Avanço da guerra tecnológica com drones, inteligência artificial e sistemas autônomos leva o Corpo de Fuzileiros Navais da Marinha do Brasil a revisar doutrinas, treinar novos operadores e incorporar capacidades modernas para atuar no litoral e em áreas estratégicas.

Drones, IA e novos mísseis levam Fuzileiros Navais a reformular doutrina, criar escola de drones e ampliar defesa da Amazônia Azul. (Imagem: Reprodução/MB)

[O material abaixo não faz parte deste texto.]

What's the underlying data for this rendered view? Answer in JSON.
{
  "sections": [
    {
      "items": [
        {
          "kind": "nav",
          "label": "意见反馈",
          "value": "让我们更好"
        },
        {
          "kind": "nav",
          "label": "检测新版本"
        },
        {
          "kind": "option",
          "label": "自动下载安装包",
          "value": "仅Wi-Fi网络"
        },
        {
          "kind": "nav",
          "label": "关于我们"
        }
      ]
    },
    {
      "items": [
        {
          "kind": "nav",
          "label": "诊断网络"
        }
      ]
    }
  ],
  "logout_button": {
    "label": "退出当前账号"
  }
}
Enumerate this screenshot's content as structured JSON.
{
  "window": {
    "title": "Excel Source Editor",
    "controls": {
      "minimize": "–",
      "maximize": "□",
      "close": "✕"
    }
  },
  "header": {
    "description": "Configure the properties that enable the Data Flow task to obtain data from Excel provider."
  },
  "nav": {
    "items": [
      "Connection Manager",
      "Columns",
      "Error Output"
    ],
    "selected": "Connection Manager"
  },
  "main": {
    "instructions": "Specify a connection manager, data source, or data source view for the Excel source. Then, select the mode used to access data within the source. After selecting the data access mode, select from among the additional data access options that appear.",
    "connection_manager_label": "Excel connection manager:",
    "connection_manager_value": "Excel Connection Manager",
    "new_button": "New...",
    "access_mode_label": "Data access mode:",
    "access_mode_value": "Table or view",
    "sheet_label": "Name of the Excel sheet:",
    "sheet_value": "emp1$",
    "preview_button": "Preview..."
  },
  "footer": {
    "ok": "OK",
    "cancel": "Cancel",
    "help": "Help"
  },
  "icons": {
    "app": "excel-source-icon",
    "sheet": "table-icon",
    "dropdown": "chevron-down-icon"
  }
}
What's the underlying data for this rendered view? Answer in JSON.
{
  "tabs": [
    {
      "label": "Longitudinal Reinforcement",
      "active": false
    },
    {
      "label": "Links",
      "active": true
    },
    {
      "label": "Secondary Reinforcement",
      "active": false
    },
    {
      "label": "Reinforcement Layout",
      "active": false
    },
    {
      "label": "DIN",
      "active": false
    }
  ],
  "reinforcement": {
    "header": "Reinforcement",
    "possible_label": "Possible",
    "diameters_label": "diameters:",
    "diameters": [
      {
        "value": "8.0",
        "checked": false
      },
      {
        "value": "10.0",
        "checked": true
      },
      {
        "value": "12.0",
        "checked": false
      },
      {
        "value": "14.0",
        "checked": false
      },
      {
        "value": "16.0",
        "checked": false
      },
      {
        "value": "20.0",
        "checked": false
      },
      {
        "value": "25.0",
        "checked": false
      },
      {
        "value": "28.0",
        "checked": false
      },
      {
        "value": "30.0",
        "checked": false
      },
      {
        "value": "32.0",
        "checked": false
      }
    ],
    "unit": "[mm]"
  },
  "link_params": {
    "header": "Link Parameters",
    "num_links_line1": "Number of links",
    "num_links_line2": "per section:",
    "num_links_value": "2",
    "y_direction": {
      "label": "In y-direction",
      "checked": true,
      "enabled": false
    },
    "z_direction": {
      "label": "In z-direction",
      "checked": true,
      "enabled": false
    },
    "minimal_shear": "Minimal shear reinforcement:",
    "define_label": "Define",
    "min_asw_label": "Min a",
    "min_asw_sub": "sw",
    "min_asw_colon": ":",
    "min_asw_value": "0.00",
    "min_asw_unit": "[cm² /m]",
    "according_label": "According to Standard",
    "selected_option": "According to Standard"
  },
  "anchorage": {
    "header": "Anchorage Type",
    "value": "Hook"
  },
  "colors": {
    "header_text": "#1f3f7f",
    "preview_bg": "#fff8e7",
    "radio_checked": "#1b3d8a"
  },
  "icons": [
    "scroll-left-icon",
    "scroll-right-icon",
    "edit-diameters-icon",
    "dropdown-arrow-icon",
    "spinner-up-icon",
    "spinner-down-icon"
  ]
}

Nos últimos anos, o campo de batalha passou por uma transformação silenciosa, impulsionada pelo avanço da tecnologia.

Se antes guerras eram dominadas por tanques, navios e aviões tripulados, agora sistemas autônomos, sensores inteligentes e inteligência artificial passaram a desempenhar papéis centrais nas operações militares.

Conflitos recentes mostraram que drones de baixo custo, combinados com sistemas de processamento de dados em tempo real, podem mudar completamente o equilíbrio de forças no combate moderno.

Esse novo cenário tecnológico começou a provocar mudanças profundas nas doutrinas militares em todo o mundo, incluindo nas Forças Armadas brasileiras.

Segundo informações divulgadas pelo portal Poder360, o Corpo de Fuzileiros Navais (CFN), da Marinha do Brasil, iniciou um processo de reestruturação para adaptar sua doutrina, equipamentos e formação de pessoal ao novo cenário de guerra dominado por drones e inteligência artificial.

Nova geração de conflitos influencia planejamento militar

A transformação do ambiente estratégico global tem sido impulsionada principalmente pelo uso crescente de sistemas não tripulados em conflitos recentes.

Na guerra entre Rússia e Ucrânia, por exemplo, drones passaram rapidamente de ferramentas auxiliares para elementos centrais das operações militares.


Esses sistemas são capazes de localizar alvos, transmitir informações em tempo real e realizar ataques com precisão em poucos minutos.

Outro exemplo vem das tensões envolvendo Estados Unidos, Israel e Irã, onde tecnologias de inteligência artificial começaram a integrar diretamente os sistemas de comando e controle.

Nesse modelo, dados provenientes de diferentes fontes de inteligência são analisados rapidamente, reduzindo o tempo necessário para planejar operações.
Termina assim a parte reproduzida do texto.